In April 2021, an SQL database with 1.3 million Clubhouse user records was published on a hacker forum. It contained real names, social media usernames, and other account information. Clubhouse issued a statement on the incident on social media, stating that they did not experience a breach of their systems. The company stated that the data is already accessible to the public and can be accessed by anyone through their application or API.

===Censorship===
In February 2021, China banned Clubhouse. Before the ban, Clubhouse attracted a significant amount of Chinese users to discuss various topics. This included politically sensitive topics, such as protests in Hong Kong and the political status of Taiwan, which became the main reason for the ban. In early March 2021, the UAE reportedly throttled access to the app, making access in the country impossible. Later, mid-month, Oman blocked Clubhouse for not having a proper license to operate. Jordan also blocked the app for conducting sensitive conversations late that month.

===Controversy===
The Clubhouse Guidelines forbid the recording, transcription, reproduction, or sharing of conversations without explicit permission. This has been a source of controversy as cases of bullying, harassment, and racism, such as antisemitism, have occurred on the app.
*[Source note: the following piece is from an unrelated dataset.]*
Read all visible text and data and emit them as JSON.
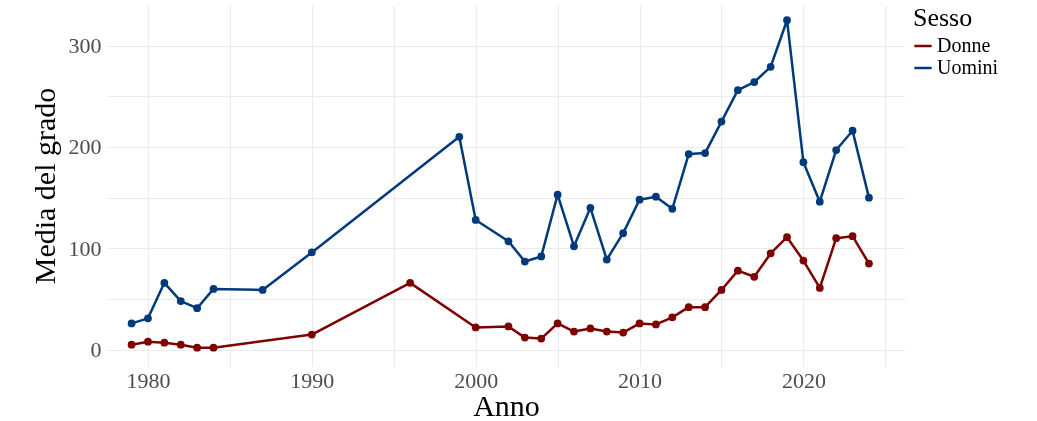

Numerous incidents of antisemitism have been reported.

===Hate rallies===
Clubhouse is known to harbor various hate rallies, including those spreading antisemitism, Islamophobia, Hinduphobia, and incel ideology. In May 2021, actor LaKeith Stanfield found himself moderating a room where some users shared antisemitic viewpoints. Complaints were also made in September 2020 and April 2021. Following her anti-Muslim remarks in a room hosted by a PR consultant, far-right Internet personality Laura Loomer was suspended for Islamophobia.

=== Access issues and regional availability ===

Some users have reported difficulties accessing the service from certain countries, including Iran and Nigeria. Reports from users indicate that while the application remains available for download through the Google Play Store in some regions, some users have experienced problems creating new accounts, completing SMS verification, or logging into existing accounts.

Several users have reported authentication-related issues in app store reviews. Users from Nigeria and Iran have described cases where SMS verification codes were delayed or not received, preventing account creation or login. Other reviewers have reported that updates have negatively affected their user experience, with some describing changes as a downgrade from previous versions.

Similar complaints have appeared on online discussion platforms, including Reddit, where users have reported difficulties signing in and accessing their accounts. The developers have not publicly provided a detailed explanation for these reports, and some users have stated that contacting customer support has been difficult.